Он все еще не понимал, что за бизнес она имеет в виду.
– У меня в доме ни крошки. Вот тебе полдоллара. Купишь на них свиных ног, картошки, квашеной капусты, макарон и джина на девять человек.
– Сколько же у вас девочек?
– Когда пять, когда десять. Иногда и больше. Сейчас только ирландки и итальянки. Они не привередливы. С еврейками сложнее, они едят только кошерную пищу.
– И все они болеют тем же, чем и вы?
Хозяйка вытаращила глаза и рассмеялась:
– Нет, они болеют не тем же, они болеют другим. Их болезнь проходит через девять месяцев. Пойдем, я тебя познакомлю с ними. Но мне нельзя к ним через порог, чтобы не заразить. Кстати, ты можешь называть меня «мэм».
Восемь молодых беременных женщин умолкли, когда мэм отошла в сторону и подтолкнула мальчика в их квартиру. Восемь круглых и угловатых животов словно уставились на него. Ему казалось, что эти животы заполнят всю комнату и раздавят его, если он сделает еще шаг вперед. Он испугался.
Беременных он повидал сколько угодно – итальянок, евреек, ирландок, черных. В гетто их было полно, многие беременели уже в четырнадцать-пятнадцать лет. Но восемь беременных сразу – об этом зрелище надо было обязательно рассказать мальчишкам в угольном подвале.
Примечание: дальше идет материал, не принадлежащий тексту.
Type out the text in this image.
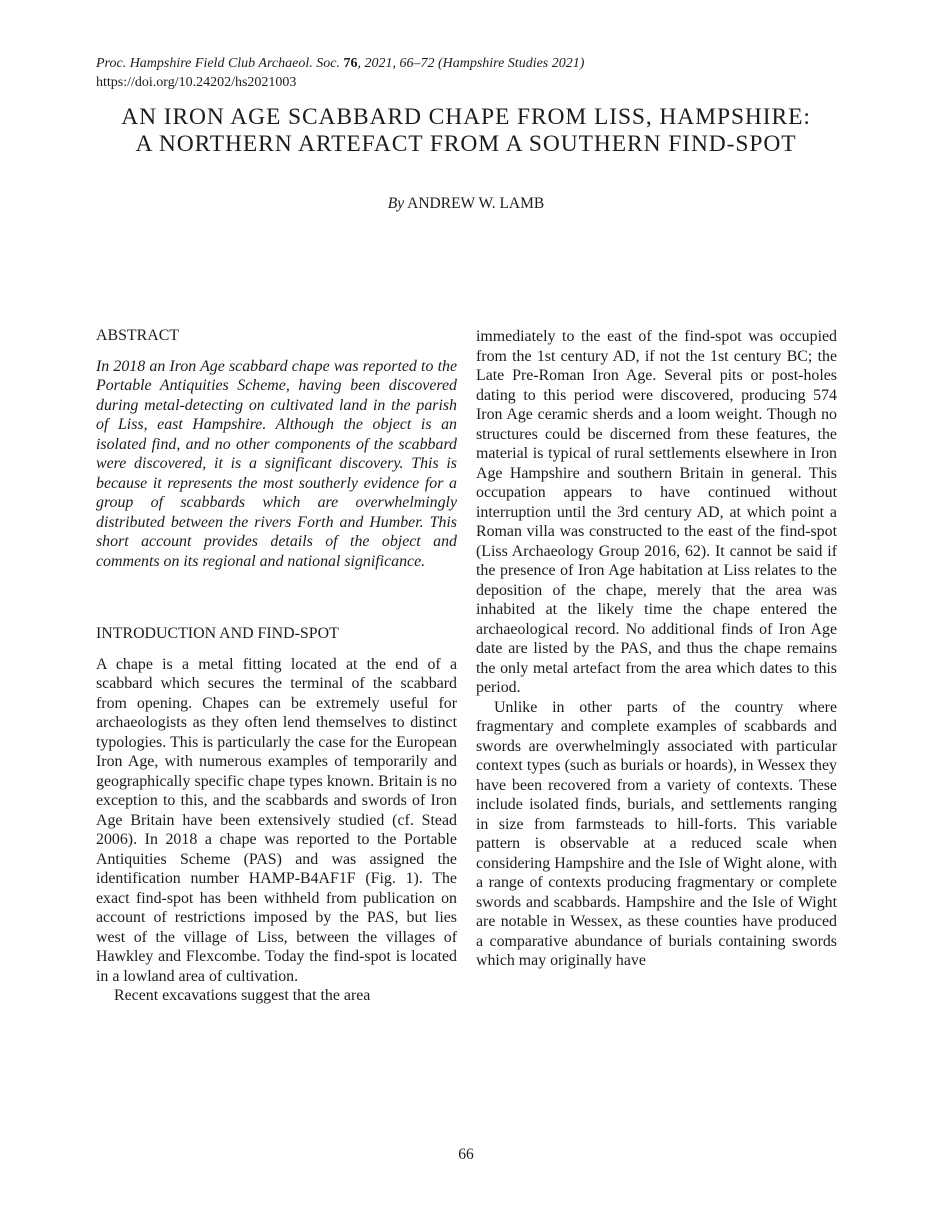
Proc. Hampshire Field Club Archaeol. Soc. 76, 2021, 66–72 (Hampshire Studies 2021)
https://doi.org/10.24202/hs2021003
AN IRON AGE SCABBARD CHAPE FROM LISS, HAMPSHIRE:
A NORTHERN ARTEFACT FROM A SOUTHERN FIND-SPOT
By ANDREW W. LAMB
ABSTRACT

In 2018 an Iron Age scabbard chape was reported to the Portable Antiquities Scheme, having been discovered during metal-detecting on cultivated land in the parish of Liss, east Hampshire. Although the object is an isolated find, and no other components of the scabbard were discovered, it is a significant discovery. This is because it represents the most southerly evidence for a group of scabbards which are overwhelmingly distributed between the rivers Forth and Humber. This short account provides details of the object and comments on its regional and national significance.

INTRODUCTION AND FIND-SPOT

A chape is a metal fitting located at the end of a scabbard which secures the terminal of the scabbard from opening. Chapes can be extremely useful for archaeologists as they often lend themselves to distinct typologies. This is particularly the case for the European Iron Age, with numerous examples of temporarily and geographically specific chape types known. Britain is no exception to this, and the scabbards and swords of Iron Age Britain have been extensively studied (cf. Stead 2006). In 2018 a chape was reported to the Portable Antiquities Scheme (PAS) and was assigned the identification number HAMP-B4AF1F (Fig. 1). The exact find-spot has been withheld from publication on account of restrictions imposed by the PAS, but lies west of the village of Liss, between the villages of Hawkley and Flexcombe. Today the find-spot is located in a lowland area of cultivation.

Recent excavations suggest that the area

immediately to the east of the find-spot was occupied from the 1st century AD, if not the 1st century BC; the Late Pre-Roman Iron Age. Several pits or post-holes dating to this period were discovered, producing 574 Iron Age ceramic sherds and a loom weight. Though no structures could be discerned from these features, the material is typical of rural settlements elsewhere in Iron Age Hampshire and southern Britain in general. This occupation appears to have continued without interruption until the 3rd century AD, at which point a Roman villa was constructed to the east of the find-spot (Liss Archaeology Group 2016, 62). It cannot be said if the presence of Iron Age habitation at Liss relates to the deposition of the chape, merely that the area was inhabited at the likely time the chape entered the archaeological record. No additional finds of Iron Age date are listed by the PAS, and thus the chape remains the only metal artefact from the area which dates to this period.

Unlike in other parts of the country where fragmentary and complete examples of scabbards and swords are overwhelmingly associated with particular context types (such as burials or hoards), in Wessex they have been recovered from a variety of contexts. These include isolated finds, burials, and settlements ranging in size from farmsteads to hill-forts. This variable pattern is observable at a reduced scale when considering Hampshire and the Isle of Wight alone, with a range of contexts producing fragmentary or complete swords and scabbards. Hampshire and the Isle of Wight are notable in Wessex, as these counties have produced a comparative abundance of burials containing swords which may originally have

66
Три или четыре беременных стояли в нижнем белье и, дрожа от холода, мылись над жестяным корытом. Он увидел не только щиколотки, но и икры, голые руки, шеи, почти всё. Он видел их кожу и бедра так ясно, что у него закружилась голова. Сквозь приоткрытый халат он заметил сжатые худые ляжки той, что сидела в кресле-качалке, а у той, что завернулась в одеяло, когда он вошел, – были толстые. Он глазел на безупречные плечи, на которые ниспадали рыжие, светлые и темные волосы. Он увидел даже подмышки с кустиками кудрявых волос.
Лишь увидев все это, но еще не осознав, он посмотрел на их лица. Заметив его удивление и смущение, девушки расхохотались и никак не могли остановиться. Все без исключения были молоды, едва ли старше двадцати. «А он хорошенький, мэм. Жаль, что еще слишком юный», – сказала одна.
Дед заметил, что не все девушки так веселы. Одна лежала в постели бледная, со впалыми глазами. Другая смотрела в окно отсутствующим взглядом, у нее под глазами были большие темные мешки от слез. А третья была так слаба, что едва подняла голову с матраса на полу, чтобы посмотреть на него.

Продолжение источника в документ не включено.